If you have a 7-year-old son, it can still be difficult to control his anger … but it is not an impossible mission!
An outburst of anger and rage from a 7 year old can be really intense … you will hear screams that say “I hate you” when you do not let him watch television anymore or when there are fights between siblings. Any parent wonders what behaviors are normal for their 7-year-old … and will want to improve those behaviors that are not normal.
A 7-year-old who is well behaved most of the time thinks before he acts, and may be upset, but he may calm down on his own as well . While it is normal to feel angry from time to time, indomitable anger that results in injury or damaged body parts requires intervention to prevent more serious emotional and behavioral problems in the future.
FIND THE UNDERLYING CAUSE
It is necessary to realize whether the anger of the 7-year-old only occurs in certain situations or with certain family members. It would also be necessary to assess whether it could result in problems of disobedience or in the functioning of the family. Solving these problems requires different anger management strategies.
Disobedience requires effective commands and warnings , offering choices, allowing the child to say no in a respectful way, using agreed individual words or signals for direction, withdrawing privileges, focusing on win-win solutions, and finding helpful ways for them to the child feels influential.
To improve family functioning, strengthen the bond between parents and children, improve family interactions, and develop family routines and rituals. If the child has outbursts of anger that seem out of control with the situation in many settings, then the problem is really anger.
ASSESS READINESS FOR ANGER MANAGEMENT
Children under the age of 8 will benefit first from learning to identify and express feelings . Increasing the vocabulary of the child’s feelings through conversation, role play, and role modeling helps him better understand and articulate the experiences he experiences.

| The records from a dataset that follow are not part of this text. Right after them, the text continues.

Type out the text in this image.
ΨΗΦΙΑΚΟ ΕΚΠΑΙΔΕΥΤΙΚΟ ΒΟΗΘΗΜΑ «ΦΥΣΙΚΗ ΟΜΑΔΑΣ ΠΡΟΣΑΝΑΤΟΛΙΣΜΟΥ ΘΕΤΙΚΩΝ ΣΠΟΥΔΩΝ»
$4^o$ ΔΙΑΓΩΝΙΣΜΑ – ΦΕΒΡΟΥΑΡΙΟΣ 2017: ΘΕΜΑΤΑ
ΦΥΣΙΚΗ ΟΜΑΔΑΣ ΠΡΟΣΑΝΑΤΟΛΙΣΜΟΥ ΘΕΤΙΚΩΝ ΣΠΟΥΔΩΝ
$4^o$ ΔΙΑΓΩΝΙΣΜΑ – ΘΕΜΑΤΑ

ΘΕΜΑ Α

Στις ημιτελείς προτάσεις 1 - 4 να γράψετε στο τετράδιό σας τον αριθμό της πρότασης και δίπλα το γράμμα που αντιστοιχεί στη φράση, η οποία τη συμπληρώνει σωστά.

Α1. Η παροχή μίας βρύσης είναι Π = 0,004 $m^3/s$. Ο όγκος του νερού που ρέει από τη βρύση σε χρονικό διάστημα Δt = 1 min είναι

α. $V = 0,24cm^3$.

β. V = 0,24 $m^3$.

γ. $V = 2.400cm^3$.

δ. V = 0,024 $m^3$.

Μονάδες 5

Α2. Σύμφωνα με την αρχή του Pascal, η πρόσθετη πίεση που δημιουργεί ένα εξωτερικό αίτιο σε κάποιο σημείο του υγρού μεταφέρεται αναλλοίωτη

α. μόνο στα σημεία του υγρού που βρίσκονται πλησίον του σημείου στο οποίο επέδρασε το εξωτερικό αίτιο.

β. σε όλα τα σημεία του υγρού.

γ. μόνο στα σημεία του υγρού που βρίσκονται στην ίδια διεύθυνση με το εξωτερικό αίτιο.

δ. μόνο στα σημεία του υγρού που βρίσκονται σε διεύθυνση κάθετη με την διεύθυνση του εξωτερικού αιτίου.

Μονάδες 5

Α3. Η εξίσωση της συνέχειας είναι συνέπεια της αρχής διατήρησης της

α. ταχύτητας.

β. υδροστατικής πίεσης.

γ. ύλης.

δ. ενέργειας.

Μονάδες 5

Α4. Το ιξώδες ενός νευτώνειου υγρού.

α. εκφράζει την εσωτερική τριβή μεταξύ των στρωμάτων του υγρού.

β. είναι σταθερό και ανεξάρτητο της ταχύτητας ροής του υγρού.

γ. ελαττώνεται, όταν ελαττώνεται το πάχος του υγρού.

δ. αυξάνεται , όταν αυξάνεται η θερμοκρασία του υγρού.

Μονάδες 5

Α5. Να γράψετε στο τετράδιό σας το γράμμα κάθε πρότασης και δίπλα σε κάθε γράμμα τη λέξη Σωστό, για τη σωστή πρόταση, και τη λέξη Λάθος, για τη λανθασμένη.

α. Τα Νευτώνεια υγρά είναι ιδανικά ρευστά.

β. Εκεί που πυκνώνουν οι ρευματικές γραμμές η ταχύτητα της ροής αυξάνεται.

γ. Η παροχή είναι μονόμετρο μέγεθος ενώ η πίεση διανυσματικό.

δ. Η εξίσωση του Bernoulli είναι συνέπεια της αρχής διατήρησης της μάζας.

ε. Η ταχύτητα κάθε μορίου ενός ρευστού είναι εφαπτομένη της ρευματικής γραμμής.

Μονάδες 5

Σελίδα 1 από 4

Incorporate day-to-day conversations about the feelings you have in performing daily activities using a feeling chart. If the child denies having an anger problem and resists, withdrawing and soliciting the cooperation of all family members to work on their anger promotes cooperation and progress.
Defining anger helps the child understand it. Anger is a feeling of discomfort or pain that occurs in response to something that is not going your way. Defining and discussing the range of anger, from mild frustration and irritation to anger, allows the child to identify and describe it when it occurs.
TEACH SIGNS OF ANGER AND RELAXATION
The body , thought, and action cues warn children that they need to practice an anger management strategy. Help children identify physiological signs , such as flushing, clenched fists, or sweating, thoughts like “You’re stupid,” and actions like crying, threatening, or fidgeting, that occur when you are angry.
Breathing deeply and visualizing a relaxing scene reduces the physical tension associated with anger. The “robot / rag doll technique” for younger children also works: instruct the child to tense all the muscles, visualizing himself as a robot, after 15 seconds, releasing all tension, becoming a doll of rag. Effective use of these skills when angry requires extensive practice of them during non-stressful times.
Helpful personal dialogue involves developing thoughts that will help calm the child by noticing the body, thought, or action cues. Examples include: “Take it easy”, “Keep calm”, “I will do my best”, “Don’t let it bother me.” Role-play situations that use ineffective behaviors in response to anger, and then contrast them with the use of helpful personal conversation are also effective. Developing an individualized list of examples helps the child use them when necessary.
Teach children to solve problems
Problem solving includes identifying the problem, determining its cause, speculating on the feelings and thoughts of those involved, and determining a plan of action. Examples include expressing feelings or needs, relaxing, being distracted, or asking for a hug. A 7-year-old may struggle with this step due to developmental limitations in abstract thinking, and may require more help or direct suggestions from an adult.
Dr. Tabriella Perivolaris, Sara's mother and fan of fashion, beauty, motherhood, among others, about the female universe. Since 2018 she has been working as a copywriter, always bringing to her articles a little of her experience and experience as a mother and woman.